At least on a rhetorical level, a good portion of the country now seems eager to commit to the soft path. It probably helps that the last administration was synonymous with oil and coal. But last summer’s spike in oil prices gave a nudge even to some who harbored Cheney-esque views of renewable energy. The recent changes in Washington have made a significant shift in the nation’s energy policy a real possibility for the first time in years.
As before, a new Democratic president is touting clean energy, not only as the path to the future but as the key to economic revival. “To truly transform our economy, protect our security, and save our planet from the ravages of climate change,” President Obama told Congress in February, “we need to ultimately make clean, renewable energy the profitable kind of energy.” Like Carter, he’s putting federal money into the effort, but in an amount several orders of magnitude greater. The stimulus alone dumped $167 billion in grants and loan guarantees for clean-energy and other projects onto the Department of Energy, dwarfing its $27 billion annual budget to such a degree that its inspector general frantically warned that the department could buckle under the strain. There’s even talk of refitting the White House with solar panels.
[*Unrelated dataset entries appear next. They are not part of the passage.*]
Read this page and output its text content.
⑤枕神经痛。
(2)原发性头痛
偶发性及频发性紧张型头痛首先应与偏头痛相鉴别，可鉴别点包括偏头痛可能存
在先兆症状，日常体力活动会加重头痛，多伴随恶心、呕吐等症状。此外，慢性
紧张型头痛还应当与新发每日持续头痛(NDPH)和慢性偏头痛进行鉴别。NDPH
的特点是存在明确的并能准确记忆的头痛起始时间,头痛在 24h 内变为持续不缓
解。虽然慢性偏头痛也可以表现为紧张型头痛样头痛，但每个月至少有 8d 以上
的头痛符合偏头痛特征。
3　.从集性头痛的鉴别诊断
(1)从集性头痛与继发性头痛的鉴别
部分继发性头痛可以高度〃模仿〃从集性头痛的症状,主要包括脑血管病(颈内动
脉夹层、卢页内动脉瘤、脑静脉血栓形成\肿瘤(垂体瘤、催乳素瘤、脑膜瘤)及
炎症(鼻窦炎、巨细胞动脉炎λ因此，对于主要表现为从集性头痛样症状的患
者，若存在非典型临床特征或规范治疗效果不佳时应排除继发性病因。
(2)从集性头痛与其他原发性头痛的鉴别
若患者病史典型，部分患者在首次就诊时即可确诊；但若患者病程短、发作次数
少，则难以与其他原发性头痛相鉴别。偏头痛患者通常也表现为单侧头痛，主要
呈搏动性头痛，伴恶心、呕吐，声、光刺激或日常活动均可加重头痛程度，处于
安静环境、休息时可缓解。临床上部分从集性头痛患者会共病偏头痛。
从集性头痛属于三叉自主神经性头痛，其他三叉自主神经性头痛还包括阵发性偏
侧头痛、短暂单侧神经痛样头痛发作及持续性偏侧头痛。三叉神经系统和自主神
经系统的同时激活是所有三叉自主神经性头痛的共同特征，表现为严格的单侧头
In all sorts of ways, it feels like 1977 again.
Shortly after the inauguration, a friend up for several jobs in the new administration confessed that he yearned to wind up at the Department of Energy. “It’s like NASA in the ’60s,” he told me. “All the best and brightest want to be there.” Obama’s choice of Steven Chu, the Nobel laureate physicist, as secretary of energy only heightened the allure. In the early Obama era, romantic notions about making one’s mark on history tend to take the form of helping recast America’s economy, and by extension the world’s, in a way that will head off global catastrophe. So we’re back at the old crossroads, only with less time and more urgency to act.
Most talk of the climate problem takes place at the abstract level of a Davos panel—all global diagnoses and moral imperatives. The gritty practicalities of addressing it tend to get obscured. But any effort to engineer change on such a grand scale will be an unprecedented feat of business and government, and the spotty results of earlier attempts might give pause were they better known. Given how large our energy policy looms today, what has happened over the 32 years since The Atlantic first raised the issue of clean energy still draws surprisingly little notice.
On one level, this is understandable. Talking about conservation and energy efficiency in the context of the 1970s summons up images of monkish self-denial, a lifestyle of bulky sweaters and humiliatingly small foreign cars that’s a lousy advertisement for the world of tomorrow. It’s important to look back, though: Carter’s efforts failed because of the way the government encouraged clean energy, not because it tried. And the effects of decisions he made could be felt as recently as last fall. The NASA -in-the-’60s analogy would be more apt had the moon landing followed several decades of misfires and crashes.